Politik meninggalkan goresan yang tak mudah dihapus. Dua pemilihan presiden terakhir, atmosfer politiknya tidak berubah: rivalitas sengit dan membentuk basis massa yang baperan dan sulit move on. Tatkala pesta demokrasi usai, perbedaan politik sebagai esensi demokrasi tidak lantas mendapat penghormatan tertinggi. Rasa saling menghargai tidak menjadi fatsoen demokrasi. Maka, ketika kubu berbeda terkena bencana, bukannya simpati dan empati yang bermunculan, melainkan komentar dan status sinis yang bertebaran. Kasus penikaman Menteri Koordinator Politik Hukum dan Keamanan Wiranto contohnya. Seharusnya, seberapa pun berseberangan secara politik, mestinya tak menghilangkan nilai-nilai kemanusiaan kita. Sungguh sayang, apabila demokrasi yang tersemai selama 20 tahun ini lebih banyak menumbuhkan bibit kebencian.
Sayangnya, justru realitas kontradiktif yang dirasakan. Kebebasan berbicara ternyata tidak linier dengan indeks kebebasan. Pada satu sisi puncak kebebasan dapat dirasakan, tetapi kondisi hak politik dan kebebasan sipil negeri ini justru makin menurun dalam tiga tahun ini sebagai teridentifikasi oleh Freedom House. Dengan skala 0-100, pada tahun 2019 posisi Indonesia berada di skala 62, turun dari 64 (2018), turun pula dari posisi 65 (2017). Indonesia justru masuk kategori ”setengah bebas” (partly free). Faktor yang mengakibatkan penurunan ranking itu ialah korupsi sistemik, diskriminasi dan kekerasan terhadap kelompok minoritas, ketegangan separatis di Papua, dan penggunaan secara politis undang-undang pencemaran nama baik dan penistaan.

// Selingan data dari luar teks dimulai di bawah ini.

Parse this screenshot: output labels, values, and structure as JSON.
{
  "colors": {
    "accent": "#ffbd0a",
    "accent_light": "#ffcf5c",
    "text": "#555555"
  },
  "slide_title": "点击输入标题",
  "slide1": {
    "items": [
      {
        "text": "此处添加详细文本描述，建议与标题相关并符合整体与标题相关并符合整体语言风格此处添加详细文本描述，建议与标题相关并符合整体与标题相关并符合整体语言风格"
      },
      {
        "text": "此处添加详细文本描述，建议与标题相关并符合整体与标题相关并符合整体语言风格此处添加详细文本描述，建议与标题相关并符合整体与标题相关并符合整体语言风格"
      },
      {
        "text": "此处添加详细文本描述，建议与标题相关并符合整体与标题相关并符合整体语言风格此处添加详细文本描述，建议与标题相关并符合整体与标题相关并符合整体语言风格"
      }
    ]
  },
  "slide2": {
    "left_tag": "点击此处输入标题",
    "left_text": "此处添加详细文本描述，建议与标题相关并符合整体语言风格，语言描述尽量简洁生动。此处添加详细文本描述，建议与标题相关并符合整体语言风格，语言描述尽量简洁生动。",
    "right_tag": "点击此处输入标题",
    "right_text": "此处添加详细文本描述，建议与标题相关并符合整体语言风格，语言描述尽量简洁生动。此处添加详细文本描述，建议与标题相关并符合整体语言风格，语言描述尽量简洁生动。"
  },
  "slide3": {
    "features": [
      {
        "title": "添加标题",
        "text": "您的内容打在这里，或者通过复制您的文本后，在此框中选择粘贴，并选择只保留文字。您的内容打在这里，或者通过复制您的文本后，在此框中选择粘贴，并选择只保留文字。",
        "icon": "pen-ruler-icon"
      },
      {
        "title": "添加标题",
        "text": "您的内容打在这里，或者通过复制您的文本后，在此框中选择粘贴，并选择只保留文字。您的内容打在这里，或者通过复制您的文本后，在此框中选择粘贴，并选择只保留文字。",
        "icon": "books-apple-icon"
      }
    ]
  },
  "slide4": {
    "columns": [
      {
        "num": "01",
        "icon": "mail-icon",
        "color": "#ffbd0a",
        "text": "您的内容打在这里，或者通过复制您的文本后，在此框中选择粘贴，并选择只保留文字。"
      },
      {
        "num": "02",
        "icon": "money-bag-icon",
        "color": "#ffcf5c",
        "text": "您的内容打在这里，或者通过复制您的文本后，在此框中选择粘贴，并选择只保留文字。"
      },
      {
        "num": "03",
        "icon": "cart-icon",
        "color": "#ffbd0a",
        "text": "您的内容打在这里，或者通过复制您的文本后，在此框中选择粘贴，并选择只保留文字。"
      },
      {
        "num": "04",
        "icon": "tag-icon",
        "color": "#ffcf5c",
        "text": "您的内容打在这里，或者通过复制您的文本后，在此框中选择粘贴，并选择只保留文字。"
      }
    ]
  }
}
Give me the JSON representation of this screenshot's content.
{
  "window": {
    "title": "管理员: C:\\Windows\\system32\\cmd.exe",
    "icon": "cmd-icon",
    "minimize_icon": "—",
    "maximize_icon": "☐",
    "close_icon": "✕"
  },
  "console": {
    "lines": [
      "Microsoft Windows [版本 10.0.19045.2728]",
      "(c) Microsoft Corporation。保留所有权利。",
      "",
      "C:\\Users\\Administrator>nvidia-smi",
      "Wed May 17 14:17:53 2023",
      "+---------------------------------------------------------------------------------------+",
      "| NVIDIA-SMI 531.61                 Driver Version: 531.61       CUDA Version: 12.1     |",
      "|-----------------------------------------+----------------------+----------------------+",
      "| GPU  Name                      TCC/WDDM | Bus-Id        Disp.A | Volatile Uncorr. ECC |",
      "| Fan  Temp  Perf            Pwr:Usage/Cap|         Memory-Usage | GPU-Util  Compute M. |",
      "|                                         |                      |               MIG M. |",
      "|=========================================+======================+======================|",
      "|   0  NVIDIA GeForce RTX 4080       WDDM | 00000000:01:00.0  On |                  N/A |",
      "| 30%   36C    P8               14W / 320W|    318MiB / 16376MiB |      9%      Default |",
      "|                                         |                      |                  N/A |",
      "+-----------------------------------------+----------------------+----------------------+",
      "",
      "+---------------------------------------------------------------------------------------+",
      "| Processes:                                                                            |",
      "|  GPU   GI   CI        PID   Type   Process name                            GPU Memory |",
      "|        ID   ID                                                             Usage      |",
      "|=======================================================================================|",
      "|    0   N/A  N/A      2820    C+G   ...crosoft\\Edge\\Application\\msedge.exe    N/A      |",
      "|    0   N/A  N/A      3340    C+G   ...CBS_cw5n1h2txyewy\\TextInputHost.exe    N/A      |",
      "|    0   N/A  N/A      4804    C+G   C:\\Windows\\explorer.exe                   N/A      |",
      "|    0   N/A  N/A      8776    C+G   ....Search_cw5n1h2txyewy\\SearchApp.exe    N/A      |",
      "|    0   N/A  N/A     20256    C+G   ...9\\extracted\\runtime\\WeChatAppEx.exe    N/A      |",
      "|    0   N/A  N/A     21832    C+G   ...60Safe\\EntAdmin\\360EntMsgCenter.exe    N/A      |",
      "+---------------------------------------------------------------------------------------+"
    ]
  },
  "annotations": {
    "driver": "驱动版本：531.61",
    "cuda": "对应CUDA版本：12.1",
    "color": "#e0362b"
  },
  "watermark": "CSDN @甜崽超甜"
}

Karut-marut di panggung perpolitikan memang menjadi tontonan yang tidak indah. Tergawat memang, korupsi yang sejatinya menjadi agenda utama reformasi justru menjadi benang kusut yang tak pernah terurai. Bahkan lembaga superbody Komisi Pemberantasan Korupsi yang menjadi garda terdepan justru hendak dilemahkan. Apa pun dalihnya, revisi Undang-Undang KPK adalah bentuk pelemahan yang skenarionya sudah terbaca lama. Hebatnya, KPK tiada matinya. Ketika diobok-obok, KPK justru menunjukkan taji menangkapi kepala daerah yang diduga korup. Pasca-revisi UU KPK disahkan 17 September 2019, KPK menangkap tiga bupati: Bupati Lampung Utara Agung Ilmu Mangkunegara (6/10), Bupati Indramayu Supendi (14/10), dan Wali Kota Medan Dzulmi Eldin (16/10). KPK memberikan bukti. Namun, sebulan telah berlalu, harapan publik agar Presiden Joko Widodo menerbitkan peraturan pemerintah pengganti undang-undang KPK tak juga terjawab. Korupsi merusak kebebasan.
Sejak zaman Athena kuno, kebebasan bicara isegoria dan parrhesia sudah menemukan tempatnya. Isegoria merupakan hak warga negara untuk berpartisipasi dalam debat publik di majelis demokrasi. Sebagai bentuk kebebasan berbicara, isegoria bersifat politis. Lalu, parrhesia yang merupakan semua yang dikatakan, atau gagasan untuk berbicara secara bebas dan terus terang. Dalam konsep kebebasan berbicara ini, parrhesia lebih ekspansif. Parrhesia menyiratkan keterbukaan, kejujuran, dan keberanian untuk mengatakan kebenaran bahkan menyakiti (Bejan, theatlantic.com, 2017).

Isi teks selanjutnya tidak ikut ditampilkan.